3. Minnesota workers are still difficult to find for some companies despite the slow job growth.
The labor force has shrunk the past two months by about 25,000 since a record-setting May, when 3.069 million Minnesotans were either working or looking for work. Now there are 3.044 million in the labor force, according to estimates that come from a different set of data than the employment numbers that came out Thursday. The labor force participation rate fell by half a percentage point in June, to 70.5 percent, a low level common after the Great Recession but last reached before that in the early 1980s. A big part of the reason for the recent decline is the exodus of baby boomers from the job market via retirement.
4. Manufacturing hiring stayed flat.
Manufacturing employed 316,600 people in Minnesota in June, a number that’s been basically flat since the end of 2014. Durable goods hiring has been weaker than nondurable goods.
5. Take the monthly shifts with a grain of salt.

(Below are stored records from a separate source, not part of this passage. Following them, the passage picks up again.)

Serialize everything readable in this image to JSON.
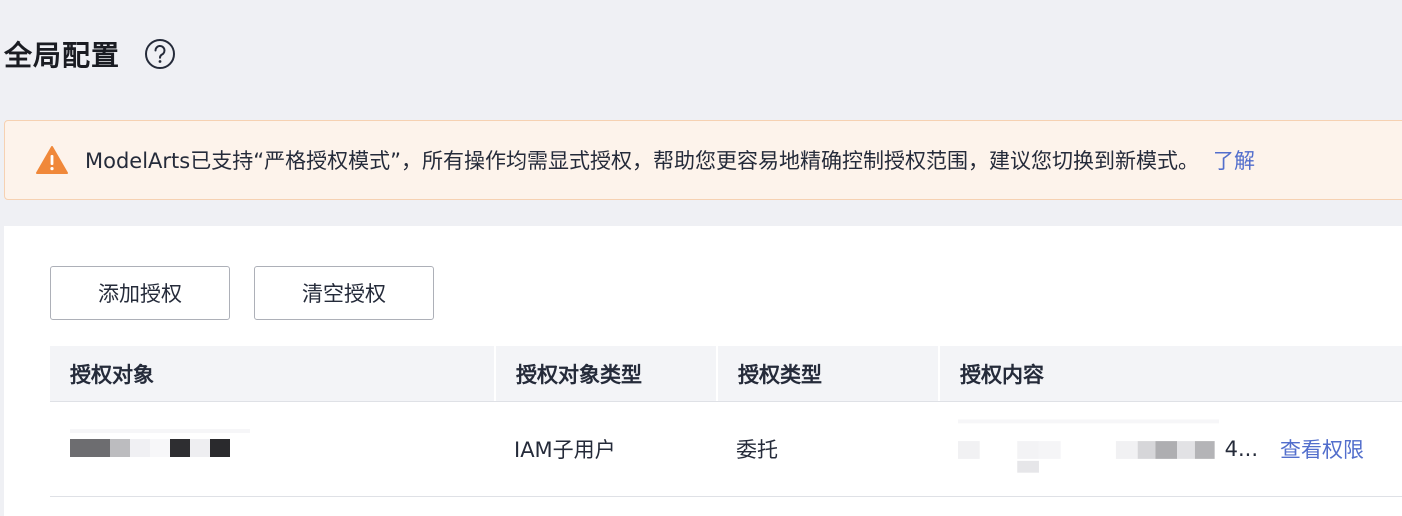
{
  "header": {
    "title": "全局配置"
  },
  "notice": {
    "text": "ModelArts已支持“严格授权模式”，所有操作均需显式授权，帮助您更容易地精确控制授权范围，建议您切换到新模式。",
    "link": "了解"
  },
  "toolbar": {
    "add_label": "添加授权",
    "clear_label": "清空授权"
  },
  "table": {
    "columns": [
      "授权对象",
      "授权对象类型",
      "授权类型",
      "授权内容"
    ],
    "rows": [
      {
        "object": "",
        "object_type": "IAM子用户",
        "auth_type": "委托",
        "content": "4...",
        "action": "查看权限"
      }
    ]
  },
  "colors": {
    "accent": "#526ecc",
    "warning": "#f0883a"
  }
}
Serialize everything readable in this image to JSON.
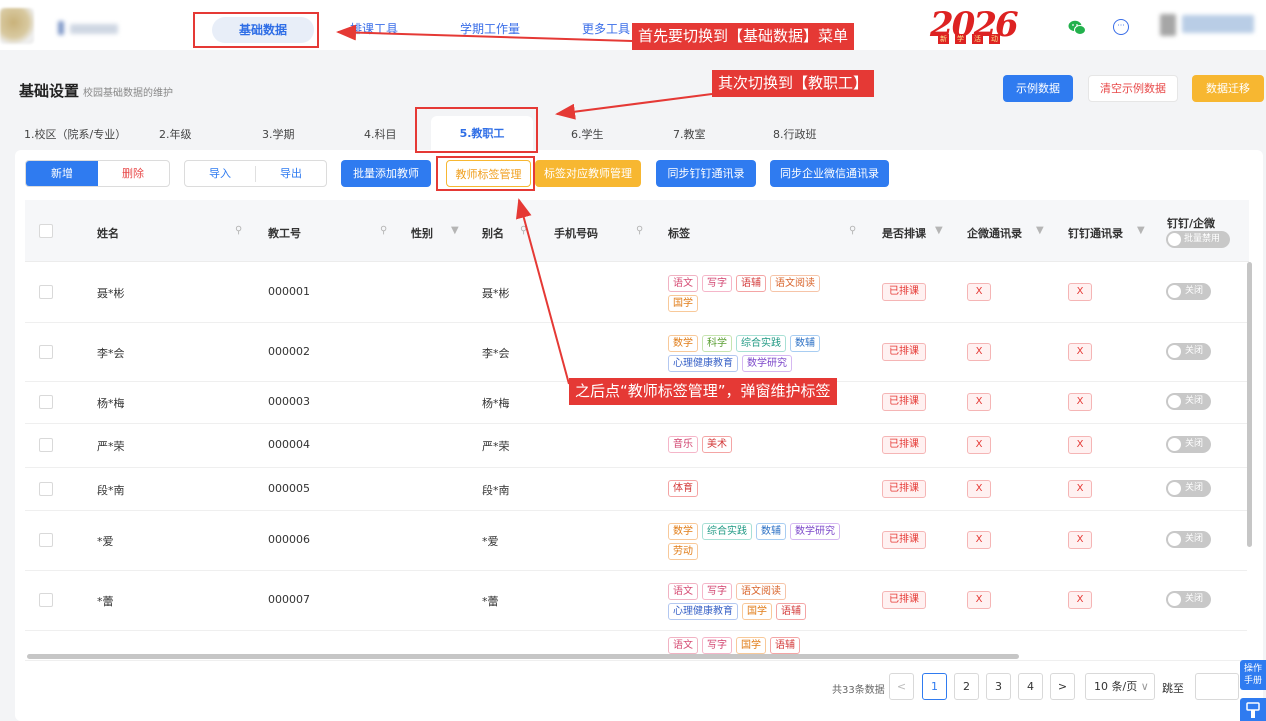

These monthly figures are subject to big revisions, as we saw with May. A lot of economists don’t even like talking about them for that reason.
6. Health care is the engine of job growth in Minnesota since the recession.
Over the past five years, health care has added 58,200 jobs, more than a quarter of the new hiring since June 2011. Construction comes second with 29,100 jobs added over that period, then lodging and food service; professional, scientific and technical industries; retail trade; and manufacturing. Mining and logging, and information (which includes publishing and broadcasting) have shed jobs over that period.